Most chemical soil tests give the total concentrations of all species of a particular ion. The effective concentration is the measured concentration only when there is no ion-pairing, hydrolysis or disassociation. Ultimately, the activities of major ions rather than their concentrations per se drive most chemical processes in the soil solution. As an example, ≈28.3% of the soluble Ca and SO4 in a 10 mM CaSO4 solution are paired as neutral CaSO40, whereas there are 10 mM Ca2+ and 20 mM Cl– in a 10 mM CaCl2 solution (Adams 1974).
Soil solution ionic strength must be known in order to calculate ionic concentrations, ion-pair concentrations and ionic activities.
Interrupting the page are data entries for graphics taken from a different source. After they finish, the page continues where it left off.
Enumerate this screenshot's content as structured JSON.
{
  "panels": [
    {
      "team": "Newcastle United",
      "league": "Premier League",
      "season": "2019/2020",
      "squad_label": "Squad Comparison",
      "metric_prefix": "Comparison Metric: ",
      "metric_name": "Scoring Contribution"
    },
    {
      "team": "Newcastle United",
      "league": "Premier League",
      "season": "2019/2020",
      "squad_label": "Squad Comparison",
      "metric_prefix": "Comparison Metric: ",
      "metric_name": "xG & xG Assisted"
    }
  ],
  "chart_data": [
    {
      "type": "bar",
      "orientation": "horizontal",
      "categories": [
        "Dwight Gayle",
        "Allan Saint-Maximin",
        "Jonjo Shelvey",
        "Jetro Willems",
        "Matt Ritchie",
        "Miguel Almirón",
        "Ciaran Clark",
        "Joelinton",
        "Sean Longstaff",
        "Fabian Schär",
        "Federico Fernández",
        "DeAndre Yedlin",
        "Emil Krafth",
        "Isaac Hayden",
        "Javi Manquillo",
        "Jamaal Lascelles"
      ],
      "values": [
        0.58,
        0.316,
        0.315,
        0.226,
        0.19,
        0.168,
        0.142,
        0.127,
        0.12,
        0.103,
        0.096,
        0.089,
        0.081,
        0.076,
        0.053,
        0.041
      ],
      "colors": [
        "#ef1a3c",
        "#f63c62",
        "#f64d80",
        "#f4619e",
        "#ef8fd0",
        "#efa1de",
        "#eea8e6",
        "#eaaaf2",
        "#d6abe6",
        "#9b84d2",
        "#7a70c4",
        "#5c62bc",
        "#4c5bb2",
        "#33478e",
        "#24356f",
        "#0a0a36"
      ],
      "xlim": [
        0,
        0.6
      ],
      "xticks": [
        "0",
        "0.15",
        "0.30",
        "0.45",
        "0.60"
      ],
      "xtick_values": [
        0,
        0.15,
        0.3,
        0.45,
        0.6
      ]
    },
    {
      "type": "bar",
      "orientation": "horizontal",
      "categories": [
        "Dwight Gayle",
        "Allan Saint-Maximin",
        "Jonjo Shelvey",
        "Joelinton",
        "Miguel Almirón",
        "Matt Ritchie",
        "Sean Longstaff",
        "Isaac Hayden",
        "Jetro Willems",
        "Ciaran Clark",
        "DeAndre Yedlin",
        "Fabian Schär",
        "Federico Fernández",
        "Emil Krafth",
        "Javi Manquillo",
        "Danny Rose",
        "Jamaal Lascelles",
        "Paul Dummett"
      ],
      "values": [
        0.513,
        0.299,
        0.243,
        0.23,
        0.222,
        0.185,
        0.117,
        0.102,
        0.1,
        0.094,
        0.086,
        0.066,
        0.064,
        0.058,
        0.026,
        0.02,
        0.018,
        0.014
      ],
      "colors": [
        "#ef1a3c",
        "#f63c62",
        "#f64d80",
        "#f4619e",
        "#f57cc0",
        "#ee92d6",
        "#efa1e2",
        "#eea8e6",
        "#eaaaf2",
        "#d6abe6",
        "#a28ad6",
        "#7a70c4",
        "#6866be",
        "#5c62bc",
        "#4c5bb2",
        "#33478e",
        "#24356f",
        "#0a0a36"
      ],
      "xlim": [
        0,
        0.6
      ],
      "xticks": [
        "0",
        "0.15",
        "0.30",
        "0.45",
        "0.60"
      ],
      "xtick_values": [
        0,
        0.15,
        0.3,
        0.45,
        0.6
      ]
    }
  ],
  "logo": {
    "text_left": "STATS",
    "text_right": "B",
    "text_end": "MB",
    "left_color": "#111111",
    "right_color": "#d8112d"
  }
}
Knowledge of soil ionic strength also assists in the development and choice of methods for assessing the cation and anion exchange capacity of soils, particularly those that are highly weathered. Ionic strength also influences the types of Al species in soil solution and their proportions, which influences whether or not the root environment may be Al toxic.
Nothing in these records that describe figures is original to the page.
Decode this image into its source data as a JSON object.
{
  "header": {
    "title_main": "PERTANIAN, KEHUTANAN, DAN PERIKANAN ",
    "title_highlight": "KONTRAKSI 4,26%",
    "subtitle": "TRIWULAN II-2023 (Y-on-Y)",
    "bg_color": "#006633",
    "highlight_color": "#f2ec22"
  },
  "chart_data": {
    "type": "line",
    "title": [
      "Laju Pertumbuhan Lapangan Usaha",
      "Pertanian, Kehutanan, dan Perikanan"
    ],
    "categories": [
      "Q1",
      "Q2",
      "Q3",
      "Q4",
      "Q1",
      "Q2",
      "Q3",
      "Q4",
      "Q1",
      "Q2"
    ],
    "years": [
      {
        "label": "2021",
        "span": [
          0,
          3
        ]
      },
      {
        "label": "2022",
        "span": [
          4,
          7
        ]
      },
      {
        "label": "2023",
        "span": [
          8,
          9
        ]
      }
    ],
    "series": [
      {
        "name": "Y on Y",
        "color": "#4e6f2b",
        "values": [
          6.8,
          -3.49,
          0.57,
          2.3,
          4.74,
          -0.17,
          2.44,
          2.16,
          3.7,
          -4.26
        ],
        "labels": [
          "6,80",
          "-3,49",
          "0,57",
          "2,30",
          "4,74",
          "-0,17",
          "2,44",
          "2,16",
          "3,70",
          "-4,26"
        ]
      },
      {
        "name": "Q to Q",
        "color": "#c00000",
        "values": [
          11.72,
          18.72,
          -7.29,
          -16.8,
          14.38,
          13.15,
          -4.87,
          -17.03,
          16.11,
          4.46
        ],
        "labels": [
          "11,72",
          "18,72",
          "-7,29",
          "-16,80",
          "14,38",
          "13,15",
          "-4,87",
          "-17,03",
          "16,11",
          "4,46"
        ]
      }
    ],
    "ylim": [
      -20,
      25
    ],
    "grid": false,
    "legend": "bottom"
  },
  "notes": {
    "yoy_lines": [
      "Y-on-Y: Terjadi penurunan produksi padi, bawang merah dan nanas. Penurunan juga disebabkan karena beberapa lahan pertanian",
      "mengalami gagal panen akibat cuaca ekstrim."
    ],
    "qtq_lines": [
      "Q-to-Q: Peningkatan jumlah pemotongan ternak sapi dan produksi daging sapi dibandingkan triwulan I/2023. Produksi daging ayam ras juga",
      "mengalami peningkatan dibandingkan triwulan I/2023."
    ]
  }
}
Gillman and Bell (1978) measured/calculated the ionic strength (I) and other soil solution characteristics of a range of highly weathered soils from North Queensland. They found that I at 0.1 bar soil moisture (across an ionic strength range of zero to 14 mM) was strongly correlated with EC1:5. That relationship provides the basis for this useful soil test.
Soil ionic strength at 0.1 bar (I0.1) = [0.0446*EC1:5 – 0.000173]
where I0.1 has units of mM, and EC1:5 has units of dS/m @ 25°C.
Report estimated soil ionic strength as mM.